A mudança de atitude frente ao sujeito com deficiência teve de esperar algum tempo para se configurar e, também, não se deu de forma isolada. Ela representa, antes, uma passagem da imagem cristã-medieval à imagem racionalista do homem. Este processo passou a ser caracterizado pela valorização da razão e o redimensionamento da natureza humana e da sociedade.  Sob a rubrica da Modernidade, ocorreram profundas modificações nas ciências, nas organizações sociais, na vida pública e privada. Neste sentido, são interessantes as elaborações de Ariès (1981) acerca do “nascimento” da infância, da família e da escola. Este autor enfatiza que tais instâncias são construções sociais, altamente solidárias às aspirações político-sociais da burguesia nascente.

A criança, então, saiu do anonimato em que vivia, para adquirir um status diferenciado do adulto e uma posição central na família. A família, por sua vez, tornou-se um espaço de afeição, dividindo com a escola a responsabilidade de sociabilização das crianças, bem como de transmissão de valores e conhecimento. Já a escola assumiu progressivamente o seu papel de lócus da educação, por meio da ampliação do ensino institucionalizado e do discurso que se associa aos ideais libertários e igualitários, advindos da Revolução Francesa (1789).

Conforme foi mencionado anteriormente, na Modernidade, a criança adquiriu um status diferenciado. Nesse sentido, é possível compreender melhor o movimento de “resgate” de crianças que, possivelmente pela presença de dificuldades e limitações evidentes, foram abandonadas nas florestas e viviam em precárias condições humanas. Tais crianças caracterizavam-se pelo comportamento bizarro, ausência de comunicação, precárias manifestações de afeto e outras características que as afastavam do estatuto de humanos. Daí serem chamadas de Selvagens[8].
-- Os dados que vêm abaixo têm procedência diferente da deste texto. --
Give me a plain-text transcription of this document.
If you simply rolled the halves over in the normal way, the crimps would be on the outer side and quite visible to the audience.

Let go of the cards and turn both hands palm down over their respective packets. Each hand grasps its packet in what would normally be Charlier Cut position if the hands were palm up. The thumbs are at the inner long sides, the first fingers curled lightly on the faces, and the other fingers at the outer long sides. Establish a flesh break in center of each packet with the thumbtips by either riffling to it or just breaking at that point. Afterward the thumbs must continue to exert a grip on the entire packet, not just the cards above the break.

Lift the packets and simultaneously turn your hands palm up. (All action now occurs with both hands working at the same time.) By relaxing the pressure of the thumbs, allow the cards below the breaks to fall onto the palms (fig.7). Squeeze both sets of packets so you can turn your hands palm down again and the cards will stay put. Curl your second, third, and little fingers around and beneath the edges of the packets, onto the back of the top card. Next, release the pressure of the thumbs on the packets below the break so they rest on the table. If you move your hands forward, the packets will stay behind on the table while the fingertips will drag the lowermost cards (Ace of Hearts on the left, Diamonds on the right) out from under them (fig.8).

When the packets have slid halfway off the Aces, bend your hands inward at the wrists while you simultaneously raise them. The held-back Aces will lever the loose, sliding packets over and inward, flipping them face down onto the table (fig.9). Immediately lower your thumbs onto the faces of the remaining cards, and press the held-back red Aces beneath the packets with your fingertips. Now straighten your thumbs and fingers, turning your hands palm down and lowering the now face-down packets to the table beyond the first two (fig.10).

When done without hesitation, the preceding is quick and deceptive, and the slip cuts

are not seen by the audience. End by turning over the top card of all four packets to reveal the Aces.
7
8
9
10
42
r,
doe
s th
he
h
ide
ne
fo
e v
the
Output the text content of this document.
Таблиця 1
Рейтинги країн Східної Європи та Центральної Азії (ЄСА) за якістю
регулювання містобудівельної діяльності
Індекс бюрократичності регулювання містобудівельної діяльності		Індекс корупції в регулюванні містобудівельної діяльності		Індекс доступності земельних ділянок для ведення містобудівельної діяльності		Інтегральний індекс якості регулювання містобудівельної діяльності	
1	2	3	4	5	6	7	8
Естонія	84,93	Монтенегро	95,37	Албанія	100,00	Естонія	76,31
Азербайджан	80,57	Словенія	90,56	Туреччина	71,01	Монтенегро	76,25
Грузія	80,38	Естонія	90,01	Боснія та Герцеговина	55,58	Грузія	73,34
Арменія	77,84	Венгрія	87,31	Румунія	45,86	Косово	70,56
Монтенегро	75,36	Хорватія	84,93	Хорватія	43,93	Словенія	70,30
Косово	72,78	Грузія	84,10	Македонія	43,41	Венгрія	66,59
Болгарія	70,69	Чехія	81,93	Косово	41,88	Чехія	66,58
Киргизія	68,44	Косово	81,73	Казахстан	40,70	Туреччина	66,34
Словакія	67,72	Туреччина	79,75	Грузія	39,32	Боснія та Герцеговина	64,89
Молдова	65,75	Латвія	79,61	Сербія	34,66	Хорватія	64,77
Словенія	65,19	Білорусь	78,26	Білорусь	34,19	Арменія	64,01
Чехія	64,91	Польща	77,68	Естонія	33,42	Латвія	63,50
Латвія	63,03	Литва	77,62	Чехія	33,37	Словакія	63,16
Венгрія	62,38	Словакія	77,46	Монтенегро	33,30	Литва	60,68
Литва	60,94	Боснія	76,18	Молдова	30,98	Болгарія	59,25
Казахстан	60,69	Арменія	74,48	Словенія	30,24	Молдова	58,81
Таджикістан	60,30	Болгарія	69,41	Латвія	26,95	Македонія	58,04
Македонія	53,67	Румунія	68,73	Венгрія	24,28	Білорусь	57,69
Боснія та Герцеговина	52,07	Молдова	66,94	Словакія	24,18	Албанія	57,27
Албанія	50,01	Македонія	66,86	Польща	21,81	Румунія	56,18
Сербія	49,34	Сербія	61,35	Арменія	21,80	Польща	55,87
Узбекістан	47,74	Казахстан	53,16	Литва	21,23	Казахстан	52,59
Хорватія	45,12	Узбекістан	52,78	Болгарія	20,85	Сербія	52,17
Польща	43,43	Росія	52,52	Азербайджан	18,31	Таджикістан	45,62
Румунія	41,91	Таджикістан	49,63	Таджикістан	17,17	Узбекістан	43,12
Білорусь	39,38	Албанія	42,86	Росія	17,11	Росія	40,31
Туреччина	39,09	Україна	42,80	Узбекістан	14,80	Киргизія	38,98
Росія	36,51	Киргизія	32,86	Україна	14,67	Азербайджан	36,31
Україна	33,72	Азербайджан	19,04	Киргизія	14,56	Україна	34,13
O caso mais famoso - do Selvagem de Aveyron – tem sido considerado o primeiro atendimento sistemático oferecido a uma criança com Transtorno Global do Desenvolvimento[9].

No contexto deste trabalho, esta situação em particular é valorizada por sua importância histórica/inaugural; por representar a aposta no sujeito para além de suas limitações; por considerar as questões suscitadas já naquela época, como emblemáticas no que se refere às (im) possibilidades destes sujeitos.

Em 1800, foi encontrado um menino nu, aparentando 11 ou 12 anos, que vivia nas florestas do sul da França. O aparecimento de uma criança – posteriormente conhecida como Victor de Aveyron - despertou o imenso interesse de filósofos, cientistas e cidadãos comuns. Após inúmeras tratativas acerca da possível responsabilidade pela proteção e asilo, o garoto foi transferido para Paris e foi avaliado pelos homens mais ilustres provenientes de várias áreas de saber da época. De todos os relatórios feitos sobre ele, o relatório de Philippe Pinel[10], lido em seção pública da sociedade, em novembro do mesmo ano, foi o que teve maior repercussão.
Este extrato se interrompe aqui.